This past Friday, I got my first byline for an article in the Dagblad van het Noorden for a story on this topic. Even though it was only meant to be opened on a temporary basis, there are still dozens of students living in a former asylum seekers centre in Groningen because they have yet to find a room elsewhere in the city. So few students have been able to find a place so far that the owner of the property is considering keeping the property open for the foreseeable future. Part of the problem is that housemates seeking a new tenant often explicitly state that only Dutch speakers need apply. Even though such criteria is considered common practice, it actually goes against Dutch anti-discrimination laws.
Even though I've been working as a writer and photographer for Dutch media for years now, having my first byline for a Dutch story in the city paper feels different in a good way. I've translated the story into English (under the photo of how the story looked in print - and being able to hold your story in your own hands will never stop feeling more special and real).
“Dutch speaking students preferred”. “No internationals”. “Dutch only”. Finding a room on the private market in Groningen is no small feat for international students.
Zain Ulabideen (24) from Pakistan is enrolled in the chemistry master’s program at the RUG. He has been living in the emergency housing for international students on Van Swietenlaan since September. Like the majority of international students in Groningen, he will be in Groningen for the entirety of his degree program. In his case, that means he will be living in the city for at least the next two years. He has been searching for a more permanent place for months, but that remains a challenge.
On Kamernet, a popular website for students looking for rooms, 87 rooms were listed for rent in Groningen as of last week. Nearly half of the rooms are effectively off limits right off the bat to foreign students: 20 of the listings indicate that their ideal tenant is a Dutch speaker. Three listings explicitly say “no internationals” or “Dutch only”. There were 21 rooms that were located within houses associated with fraternities, which pretty much rules out any international tenants being considered: according to the National Chamber of Fraternities, non-Dutch members make up less than one percent of membership of all Dutch student associations.
Rental property landlords also want to keep their current tenants happy. One local landlord, Eildert van Wieren, is responsible for renting out more than 200 rooms in the city along with his colleagues at Noorderveste Property Management. Van Wieren says, “We seek to make sure that things are running smoothly within the houses and with their neighbors. I get messages from tenants on a regular basis telling me that they would prefer to have a Dutch housemate because they don’t want there to be any communication issues.” Landlords feel compelled to honor those preferences.

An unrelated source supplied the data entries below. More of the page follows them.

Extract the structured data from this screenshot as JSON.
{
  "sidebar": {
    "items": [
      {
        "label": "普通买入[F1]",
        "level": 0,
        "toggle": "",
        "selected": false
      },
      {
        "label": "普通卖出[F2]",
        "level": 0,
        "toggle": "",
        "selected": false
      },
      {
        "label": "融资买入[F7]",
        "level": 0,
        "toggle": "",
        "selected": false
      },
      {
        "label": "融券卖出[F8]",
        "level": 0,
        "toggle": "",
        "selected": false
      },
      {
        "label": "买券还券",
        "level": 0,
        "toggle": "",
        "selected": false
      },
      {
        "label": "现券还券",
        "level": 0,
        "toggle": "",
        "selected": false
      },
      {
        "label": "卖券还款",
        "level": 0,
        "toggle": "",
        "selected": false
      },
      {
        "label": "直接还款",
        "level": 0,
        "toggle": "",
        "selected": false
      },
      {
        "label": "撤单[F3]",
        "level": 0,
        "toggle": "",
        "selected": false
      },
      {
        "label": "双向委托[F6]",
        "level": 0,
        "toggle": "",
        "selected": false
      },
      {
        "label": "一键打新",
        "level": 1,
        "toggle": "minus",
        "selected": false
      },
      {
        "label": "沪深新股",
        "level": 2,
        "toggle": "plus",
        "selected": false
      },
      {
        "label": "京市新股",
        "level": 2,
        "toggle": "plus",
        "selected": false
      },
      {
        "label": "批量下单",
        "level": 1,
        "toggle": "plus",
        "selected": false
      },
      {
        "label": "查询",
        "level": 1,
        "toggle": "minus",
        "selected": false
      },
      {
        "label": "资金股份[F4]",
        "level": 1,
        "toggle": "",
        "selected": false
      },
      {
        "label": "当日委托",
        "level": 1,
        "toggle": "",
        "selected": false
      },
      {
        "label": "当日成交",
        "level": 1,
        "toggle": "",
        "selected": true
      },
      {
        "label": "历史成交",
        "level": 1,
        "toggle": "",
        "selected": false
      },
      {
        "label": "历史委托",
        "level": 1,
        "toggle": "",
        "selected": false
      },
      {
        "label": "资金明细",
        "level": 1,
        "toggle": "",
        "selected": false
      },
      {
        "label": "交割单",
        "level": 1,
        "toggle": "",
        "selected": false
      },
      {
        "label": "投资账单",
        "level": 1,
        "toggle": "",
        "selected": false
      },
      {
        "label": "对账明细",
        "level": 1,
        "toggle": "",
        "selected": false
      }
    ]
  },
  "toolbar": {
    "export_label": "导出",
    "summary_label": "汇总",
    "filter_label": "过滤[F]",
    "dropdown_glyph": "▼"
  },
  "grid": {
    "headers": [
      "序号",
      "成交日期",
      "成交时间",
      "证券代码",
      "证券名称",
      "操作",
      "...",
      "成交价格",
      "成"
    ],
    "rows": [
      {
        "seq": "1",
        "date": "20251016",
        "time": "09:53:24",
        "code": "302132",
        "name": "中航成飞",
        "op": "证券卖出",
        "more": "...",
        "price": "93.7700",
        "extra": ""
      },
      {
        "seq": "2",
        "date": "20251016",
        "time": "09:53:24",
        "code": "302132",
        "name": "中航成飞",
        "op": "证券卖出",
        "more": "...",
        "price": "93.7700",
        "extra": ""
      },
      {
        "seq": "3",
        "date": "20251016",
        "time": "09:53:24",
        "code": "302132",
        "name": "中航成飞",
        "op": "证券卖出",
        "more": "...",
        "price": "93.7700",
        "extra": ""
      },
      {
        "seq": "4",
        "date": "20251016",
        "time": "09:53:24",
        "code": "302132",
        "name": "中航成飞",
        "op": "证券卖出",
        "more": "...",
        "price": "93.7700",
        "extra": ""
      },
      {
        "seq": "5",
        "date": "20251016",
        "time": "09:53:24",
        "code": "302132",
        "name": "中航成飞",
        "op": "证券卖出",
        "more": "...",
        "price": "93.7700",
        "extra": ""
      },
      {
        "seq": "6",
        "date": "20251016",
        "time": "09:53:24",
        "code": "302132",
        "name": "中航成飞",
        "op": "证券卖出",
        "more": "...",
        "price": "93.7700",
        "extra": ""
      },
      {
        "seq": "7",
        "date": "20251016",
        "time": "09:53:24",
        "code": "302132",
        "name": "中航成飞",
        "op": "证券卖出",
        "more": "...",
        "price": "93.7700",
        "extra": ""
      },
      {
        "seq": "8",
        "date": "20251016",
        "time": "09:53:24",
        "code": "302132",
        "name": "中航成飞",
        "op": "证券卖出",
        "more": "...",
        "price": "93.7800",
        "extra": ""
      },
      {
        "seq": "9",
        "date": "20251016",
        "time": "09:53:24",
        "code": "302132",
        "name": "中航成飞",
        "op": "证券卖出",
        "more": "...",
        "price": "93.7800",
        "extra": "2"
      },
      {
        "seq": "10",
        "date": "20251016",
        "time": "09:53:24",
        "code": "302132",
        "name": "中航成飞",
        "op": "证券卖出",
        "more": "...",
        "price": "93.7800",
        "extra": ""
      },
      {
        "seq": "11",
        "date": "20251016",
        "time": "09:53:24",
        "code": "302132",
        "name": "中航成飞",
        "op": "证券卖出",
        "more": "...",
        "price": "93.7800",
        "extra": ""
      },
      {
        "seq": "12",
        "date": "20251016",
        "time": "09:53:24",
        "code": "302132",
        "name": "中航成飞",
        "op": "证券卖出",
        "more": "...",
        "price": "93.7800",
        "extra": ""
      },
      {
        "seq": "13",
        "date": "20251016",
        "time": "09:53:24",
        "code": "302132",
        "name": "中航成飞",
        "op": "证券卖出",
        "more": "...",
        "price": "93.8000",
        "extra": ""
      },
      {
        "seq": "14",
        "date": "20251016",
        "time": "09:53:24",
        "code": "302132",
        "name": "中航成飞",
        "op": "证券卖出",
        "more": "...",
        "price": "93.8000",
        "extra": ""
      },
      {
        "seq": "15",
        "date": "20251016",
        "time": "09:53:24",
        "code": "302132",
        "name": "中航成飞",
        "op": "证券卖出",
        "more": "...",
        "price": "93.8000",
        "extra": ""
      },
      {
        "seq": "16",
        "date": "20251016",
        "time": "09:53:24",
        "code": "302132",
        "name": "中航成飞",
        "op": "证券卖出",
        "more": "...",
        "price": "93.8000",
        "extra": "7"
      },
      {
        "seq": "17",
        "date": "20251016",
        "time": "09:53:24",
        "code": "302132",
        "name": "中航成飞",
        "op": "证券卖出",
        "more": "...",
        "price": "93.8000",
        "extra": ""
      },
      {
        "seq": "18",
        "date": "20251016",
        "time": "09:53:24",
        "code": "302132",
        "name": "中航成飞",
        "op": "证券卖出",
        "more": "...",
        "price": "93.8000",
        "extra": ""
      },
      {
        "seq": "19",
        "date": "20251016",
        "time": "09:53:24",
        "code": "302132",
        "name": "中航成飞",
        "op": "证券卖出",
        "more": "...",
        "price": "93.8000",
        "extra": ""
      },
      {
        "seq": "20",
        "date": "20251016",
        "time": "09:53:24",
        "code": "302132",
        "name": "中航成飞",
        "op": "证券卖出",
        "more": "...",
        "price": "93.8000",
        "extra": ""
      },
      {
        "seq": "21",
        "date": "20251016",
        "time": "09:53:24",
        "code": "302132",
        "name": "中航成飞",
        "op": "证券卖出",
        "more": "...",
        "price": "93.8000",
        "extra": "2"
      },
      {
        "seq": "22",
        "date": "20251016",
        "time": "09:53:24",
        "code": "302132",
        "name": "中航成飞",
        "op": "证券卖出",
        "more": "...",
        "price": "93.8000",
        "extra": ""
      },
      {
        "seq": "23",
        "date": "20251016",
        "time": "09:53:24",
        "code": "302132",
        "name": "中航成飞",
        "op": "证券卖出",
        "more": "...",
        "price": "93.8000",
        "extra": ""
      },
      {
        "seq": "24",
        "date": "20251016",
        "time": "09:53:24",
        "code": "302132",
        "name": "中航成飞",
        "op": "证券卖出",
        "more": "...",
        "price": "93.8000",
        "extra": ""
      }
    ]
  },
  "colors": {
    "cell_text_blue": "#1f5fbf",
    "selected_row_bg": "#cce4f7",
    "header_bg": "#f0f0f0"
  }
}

According to Niek Peters of the Groningen Discrimination Hotline, rental listings requesting Dutch speakers or ruling out foreign students fall into a questionable gray area. “People aren’t technically being turned away because they were excluded and discouraged from inquiring in the first place.” Peters says that it is dubious for landlords to accept the preferences of their current tenants when considering new renters. “The landlord is the person who is ultimately responsible for renting out the room. Equal treatment legislation forbids anyone offering goods and services from making any distinctions on the basis of nationality or origin.
Despite its problematic legal status, making demands about would-be housemates is very widespread, which means that students like Ulabideen are still having little luck on the private market. He thinks he will eventually be able to find something via Facebook, but until then, he is hoping to be able to stay in the emergency housing.
The municipality and the owner of the Van Swietenlaan property, Eric Kooistra, are in discussions about potentially keeping the building open for a longer period. How much longer the emergency housing may remain open is not yet known. The current agreement among the municipality, the University of Groningen and the Hanze University will end on November 12. Robert de Veen, manager of the property, says, “It’s definitely a relief to the students to know that they don’t have to find a room before the end of the month.” The emergency housing reopened in September because dozens of international students had been unable to find a room in the city. A room at Van Swietenlaan 23 costs 16 euros per night. When the property opened, the assumption was that the students would be able to find a room fairly quickly, but there are still 80 students living in the building.